Идея показалась мне чересчур смелой.
— А он знает, что вы здесь? В Порткеррисе?
Я покачала головой.
— Он и меня не знает. То есть мы незнакомы. Я здесь раньше никогда не бывала. — И я сделала последнее признание: — Я даже не знаю, как найти его дом.
— Так или иначе, — сказал Джосс, — но для него это будет шоком.
Я заволновалась:
— Что, он очень слаб?
— Нет, не слаб. Он потрясающе крепок. Но он стареет.
— Мама говорила, что он пугающе мужественный. Он все еще может испугать?
Джосс сделал страшное лицо, что никак меня не успокоило.
— Еще как может! — заверил он меня.
Официантка принесла наш суп. Он был из бычьих хвостов — густой, коричневый, очень горячий. Я была так голодна, что, не отрываясь и не произнося ни слова, прямо вылизала тарелку. Когда я наконец положила ложку и подняла глаза от тарелки, то увидела, что Джосс посмеивается надо мной.
— Для девушки, которая совершенно не хочет есть, вы справились совсем неплохо!
На эту провокацию я не поддалась, лишь отодвинула пустую тарелку и оперлась локтями о стол.
— Откуда вам так много известно о семействе Бейлисов? — спросила я.
Джосс ел суп не с такой жадностью, как я. А сейчас он не спеша, с раздражающей медлительностью намазывал маслом булочку.
— Все очень просто, — сказал он. — Я кое-что делаю в Боскарве.
— В каком смысле — делаете?
— Ну, я реставрирую там старую мебель. Не надо так широко открывать рот, вам это не идет.
— Реставрируете старую мебель? Да вы шутите, наверное?

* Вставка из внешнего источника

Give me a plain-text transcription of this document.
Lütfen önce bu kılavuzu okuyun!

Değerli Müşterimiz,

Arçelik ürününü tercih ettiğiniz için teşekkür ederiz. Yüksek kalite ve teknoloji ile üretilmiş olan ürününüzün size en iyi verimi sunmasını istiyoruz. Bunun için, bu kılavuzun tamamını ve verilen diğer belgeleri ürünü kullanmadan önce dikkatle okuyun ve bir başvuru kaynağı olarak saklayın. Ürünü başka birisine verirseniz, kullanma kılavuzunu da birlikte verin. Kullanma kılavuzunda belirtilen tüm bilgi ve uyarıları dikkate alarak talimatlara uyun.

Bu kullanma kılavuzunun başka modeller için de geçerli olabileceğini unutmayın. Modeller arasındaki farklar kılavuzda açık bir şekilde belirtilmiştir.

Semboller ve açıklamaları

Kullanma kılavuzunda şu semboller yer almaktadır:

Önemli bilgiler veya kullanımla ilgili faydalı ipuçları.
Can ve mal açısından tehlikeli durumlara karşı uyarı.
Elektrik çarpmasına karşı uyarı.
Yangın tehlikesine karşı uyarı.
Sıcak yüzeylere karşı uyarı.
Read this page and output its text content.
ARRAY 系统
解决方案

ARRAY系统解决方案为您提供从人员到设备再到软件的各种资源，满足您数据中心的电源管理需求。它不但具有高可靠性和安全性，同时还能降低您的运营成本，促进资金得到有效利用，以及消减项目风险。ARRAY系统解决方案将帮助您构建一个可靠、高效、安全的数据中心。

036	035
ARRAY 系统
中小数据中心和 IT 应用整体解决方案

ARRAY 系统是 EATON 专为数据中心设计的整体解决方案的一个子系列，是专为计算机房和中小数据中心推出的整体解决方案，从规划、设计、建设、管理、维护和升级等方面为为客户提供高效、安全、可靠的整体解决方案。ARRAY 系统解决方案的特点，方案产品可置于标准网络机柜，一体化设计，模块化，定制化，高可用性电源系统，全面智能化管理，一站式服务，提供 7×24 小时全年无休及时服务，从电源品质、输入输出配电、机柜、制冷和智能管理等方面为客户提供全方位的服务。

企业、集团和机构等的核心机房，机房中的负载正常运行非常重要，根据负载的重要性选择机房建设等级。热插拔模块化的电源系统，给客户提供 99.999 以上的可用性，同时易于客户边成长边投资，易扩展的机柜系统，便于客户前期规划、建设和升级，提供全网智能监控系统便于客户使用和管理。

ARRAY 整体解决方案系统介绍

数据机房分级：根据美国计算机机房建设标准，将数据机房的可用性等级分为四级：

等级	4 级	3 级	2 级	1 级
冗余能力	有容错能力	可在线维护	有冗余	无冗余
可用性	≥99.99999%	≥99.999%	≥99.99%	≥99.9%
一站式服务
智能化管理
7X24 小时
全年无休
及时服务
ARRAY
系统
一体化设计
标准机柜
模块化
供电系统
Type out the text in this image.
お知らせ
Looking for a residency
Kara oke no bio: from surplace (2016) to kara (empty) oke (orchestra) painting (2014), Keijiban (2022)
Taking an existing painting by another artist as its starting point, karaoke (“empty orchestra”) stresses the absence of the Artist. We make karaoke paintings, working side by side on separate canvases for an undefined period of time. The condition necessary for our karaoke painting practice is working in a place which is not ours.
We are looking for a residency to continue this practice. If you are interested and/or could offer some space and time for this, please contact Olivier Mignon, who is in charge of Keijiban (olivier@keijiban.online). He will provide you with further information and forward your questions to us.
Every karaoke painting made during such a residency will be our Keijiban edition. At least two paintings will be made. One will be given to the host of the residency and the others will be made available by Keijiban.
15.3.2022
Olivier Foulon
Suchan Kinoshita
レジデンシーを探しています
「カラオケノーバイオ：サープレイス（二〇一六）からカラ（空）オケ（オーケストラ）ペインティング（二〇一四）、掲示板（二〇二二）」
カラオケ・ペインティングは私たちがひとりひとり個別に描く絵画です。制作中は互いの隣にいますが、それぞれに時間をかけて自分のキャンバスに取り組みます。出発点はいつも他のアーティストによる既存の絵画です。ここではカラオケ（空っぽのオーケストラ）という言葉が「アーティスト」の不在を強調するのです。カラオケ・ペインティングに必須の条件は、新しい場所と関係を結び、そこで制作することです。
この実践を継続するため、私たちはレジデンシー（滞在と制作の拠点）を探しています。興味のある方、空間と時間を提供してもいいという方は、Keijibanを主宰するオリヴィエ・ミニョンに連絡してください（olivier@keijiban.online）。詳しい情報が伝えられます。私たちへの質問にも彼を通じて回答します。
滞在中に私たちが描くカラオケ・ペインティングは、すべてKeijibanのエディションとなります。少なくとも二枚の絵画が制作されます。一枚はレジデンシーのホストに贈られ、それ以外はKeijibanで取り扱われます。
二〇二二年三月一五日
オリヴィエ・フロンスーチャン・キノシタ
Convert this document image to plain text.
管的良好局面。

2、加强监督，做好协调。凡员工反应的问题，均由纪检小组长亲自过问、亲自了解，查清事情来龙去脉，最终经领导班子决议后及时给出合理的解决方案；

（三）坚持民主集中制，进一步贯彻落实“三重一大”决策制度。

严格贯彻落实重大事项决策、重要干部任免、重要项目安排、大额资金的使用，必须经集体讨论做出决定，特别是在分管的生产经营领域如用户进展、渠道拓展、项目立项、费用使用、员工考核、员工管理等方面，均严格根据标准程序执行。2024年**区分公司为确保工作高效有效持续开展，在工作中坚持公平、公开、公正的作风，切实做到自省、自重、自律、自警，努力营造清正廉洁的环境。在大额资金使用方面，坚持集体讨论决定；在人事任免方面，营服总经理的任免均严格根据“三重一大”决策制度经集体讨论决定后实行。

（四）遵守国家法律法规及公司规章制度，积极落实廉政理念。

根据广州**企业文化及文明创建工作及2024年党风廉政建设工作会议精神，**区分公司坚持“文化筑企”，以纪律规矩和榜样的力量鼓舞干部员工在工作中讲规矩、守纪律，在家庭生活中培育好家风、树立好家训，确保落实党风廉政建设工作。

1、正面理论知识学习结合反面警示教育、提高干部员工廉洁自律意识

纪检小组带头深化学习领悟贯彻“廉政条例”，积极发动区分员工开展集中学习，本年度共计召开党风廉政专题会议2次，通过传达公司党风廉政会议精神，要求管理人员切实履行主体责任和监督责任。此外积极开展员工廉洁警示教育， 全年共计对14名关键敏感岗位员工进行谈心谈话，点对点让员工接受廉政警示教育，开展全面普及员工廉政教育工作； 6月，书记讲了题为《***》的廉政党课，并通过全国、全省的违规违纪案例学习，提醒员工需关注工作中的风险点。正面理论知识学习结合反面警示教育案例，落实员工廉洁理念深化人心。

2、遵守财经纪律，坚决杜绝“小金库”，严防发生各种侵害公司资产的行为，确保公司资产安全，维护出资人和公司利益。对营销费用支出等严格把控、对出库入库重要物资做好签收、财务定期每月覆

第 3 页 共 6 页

— Ничуть. У Гренвила Бейлиса полным-полно всякого старого и очень ценного хлама. В свое время он зарабатывал неплохие деньги, которые вкладывал, в основном, в антиквариат. Конечно, сейчас вещи эти в ужасающем состоянии и остро нуждаются в ремонте. К тому же их ни разу в жизни не полировали, а когда он поставил в доме центральное отопление — это вообще для старой мебели гибель: ящики скукоживаются, лак слезает и трескается, ножки у стульев отваливаются… Между прочим, — добавил он, вдруг вспомнив о другом, — это я починил ваши кресла вишневого дерева!
— А давно вы этим занимаетесь?
— Давайте подсчитаем. Школу я окончил в семнадцать, сейчас мне двадцать четыре. Выходит, около семи лет.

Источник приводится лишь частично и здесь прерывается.